March 2, 2015
Google is slowly getting rid of their social network platform Google+.
The tech giant recently announced that they are creating two new products, referred to as Google Photos and Streams. The name change suggests that Google is planning to significantly change Google+. The details of the change are yet to be confirmed.
“It’s important to me that these changes are properly understood to be positive improvements to both our products and how they reach users,” posted Horowitz.
This news is no surprise. Google’s Senior Vice President, Sundar Pichai, recently spoke about the company’s plan to break the social network into various components.
“I think increasingly you’ll see us focus on communications, photos, and the Google+ Stream as three important areas, rather than being thought of as one area,” Pichai told Forbes earlier this year.
As for the future of Hangouts, it will continue as a standalone product.
“We’re going to put more energy into it. We’re seeing good traction there and so we’ll work hard to get to the next stage,” said Pichai.

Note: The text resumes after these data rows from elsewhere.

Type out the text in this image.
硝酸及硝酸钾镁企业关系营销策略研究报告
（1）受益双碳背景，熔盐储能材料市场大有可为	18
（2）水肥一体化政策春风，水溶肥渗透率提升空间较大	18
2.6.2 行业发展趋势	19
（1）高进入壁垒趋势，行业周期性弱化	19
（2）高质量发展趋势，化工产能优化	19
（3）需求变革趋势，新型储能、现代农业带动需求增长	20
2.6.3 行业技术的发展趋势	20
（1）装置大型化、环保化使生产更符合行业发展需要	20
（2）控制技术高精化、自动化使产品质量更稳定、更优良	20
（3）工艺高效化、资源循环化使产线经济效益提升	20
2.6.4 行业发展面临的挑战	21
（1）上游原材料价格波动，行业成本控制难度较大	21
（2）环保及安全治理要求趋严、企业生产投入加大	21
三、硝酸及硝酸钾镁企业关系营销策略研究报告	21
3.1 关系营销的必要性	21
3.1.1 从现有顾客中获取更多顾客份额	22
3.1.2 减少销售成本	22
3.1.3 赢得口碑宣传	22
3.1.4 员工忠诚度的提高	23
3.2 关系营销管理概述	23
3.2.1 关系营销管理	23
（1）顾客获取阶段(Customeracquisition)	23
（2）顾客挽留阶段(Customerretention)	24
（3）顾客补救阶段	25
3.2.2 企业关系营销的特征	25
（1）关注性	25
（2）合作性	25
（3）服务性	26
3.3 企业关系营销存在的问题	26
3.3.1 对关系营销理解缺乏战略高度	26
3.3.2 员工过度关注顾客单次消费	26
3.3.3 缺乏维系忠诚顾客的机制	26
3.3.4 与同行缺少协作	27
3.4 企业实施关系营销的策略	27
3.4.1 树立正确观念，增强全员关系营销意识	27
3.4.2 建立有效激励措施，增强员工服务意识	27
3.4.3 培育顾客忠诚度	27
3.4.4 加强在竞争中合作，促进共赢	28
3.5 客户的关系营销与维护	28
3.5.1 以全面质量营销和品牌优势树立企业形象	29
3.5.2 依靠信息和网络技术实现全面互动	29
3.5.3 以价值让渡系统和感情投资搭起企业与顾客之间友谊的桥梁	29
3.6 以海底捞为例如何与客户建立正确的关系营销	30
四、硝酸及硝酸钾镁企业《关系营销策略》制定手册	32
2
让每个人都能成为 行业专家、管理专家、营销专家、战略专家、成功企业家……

In October 2013, Google reported that the network saw about 300 million monthly active users. A study by Forrester later found that 22 percent of adults in America with access to the Internet visit Google+ every month. The numbers of users and engagement were never perceived as successful when compared to other social media networks like Facebook.
Here are a few thoughts on why the social network is changing direction:
1. Google+ Linked to Your Gmail
Google+ links to your Gmail account, associating your login and social identity to a singular email address instead of an actual person. This proved to be an issue since most people have two or more Gmail accounts.
2. Circles was Time Consuming
The social Circles became an important selling point for Google+. The idea that you can choose to put people in various circles based on importance sounds interesting, right? This assumption turned out to be wrong, when in practice, it required time to maintain circles for the purpose of privacy. Eventually the circles because Ghost towns.
3. Too Complicated
Things got complicated for users once they were forced to actually create a Google+. By forced, I mean that if anyone using one of Google’s most popular products (Gmail and YouTube), they had to subscribed to the social network.
Details will likely be announced at Google I/O in May.